Unfortunately, the classical gold standard lies forgotten, and the ultimate goal of most American and world leaders is the old Keynesian vision of a one-world fiat paper standard, a new currency unit issued by a World Reserve Bank (WRB). Whether the new currency be termed "the bancor" (offered by Keynes), the "unita" (proposed by World War II U.S. Treasury official Harry Dexter White), or the "phoenix" (suggested by The Economist) is unimportant. The vital point is that such an international paper currency, while indeed free of balance-of-payment crises (since the WRB could issue as much bancors as it wished and supply them to its country of choice, would provide for an open channel for unlimited world-wide inflation, unchecked by either balance-of-payment crises or by declines in exchange rates. The WRB would then be the all-powerful determinant of the world's money supply and its national distribution. The WRB could and would subject the world to what it believes will be a wisely-controlled inflation. Unfortunately, there would then be nothing standing in the way of the unimaginably catastrophic economic holocaust of world-wide runaway inflation, nothing, that is, except the dubious capacity of the WRB to fine-tune the world economy.

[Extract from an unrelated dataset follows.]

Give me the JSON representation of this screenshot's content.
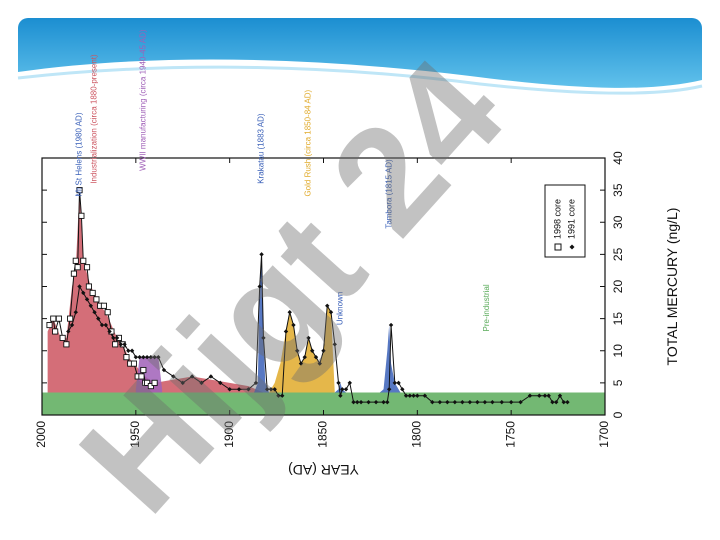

While a world-wide paper unit and central bank remain the ultimate goal of world's Keynesian-oriented leaders, the more realistic and proximate goal is a return to a glorified Bretton Woods scheme, except this time without the check of any backing in gold. Already the world's major central banks are attempting to "coordinate" monetary and economic policies, harmonize rates of inflation, and fix exchange rates. The militant drive for a European paper currency issued by a European central bank seems on the verge of success. This goal is being sold to the gullible public by the fallacious claim that a free-trade European Economic Community (EEC) necessarily requires an overarching European bureaucracy, a uniformity of taxation throughout the EEC, and, in particular, a European central bank and paper unit. Once that is achieved, closer coordination with the Federal Reserve and other major central banks will follow immediately. And then, could a World Central Bank be far behind? Short of that ultimate goal, however, we may soon be plunged into yet another Bretton Woods, with all the attendant crises of the balance-of-payments and Gresham's Law that follow from fixed exchange rates in a world of fiat moneys.
As we face the future, the prognosis for the dollar and for the international monetary system is grim indeed. Until and unless we return to the classical gold standard at a realistic gold price, the international money system is fated to shift back and forth between fixed and fluctuating exchange rate,s with each system posing unsolved problems, working badly, and finally disintegrating. And fueling this disintegration will be the continued inflation of the supply of dollars and hence of American prices which show no sign of abating. The prospect for the future is accelerating and eventually runaway inflation at home, accompanied by monetary breakdown and economic warfare abroad. This prognosis can only be changed by a drastic alteration of the American and world monetary system: by the return to a free market commodity money such as gold, and by removing government totally from the monetary scene.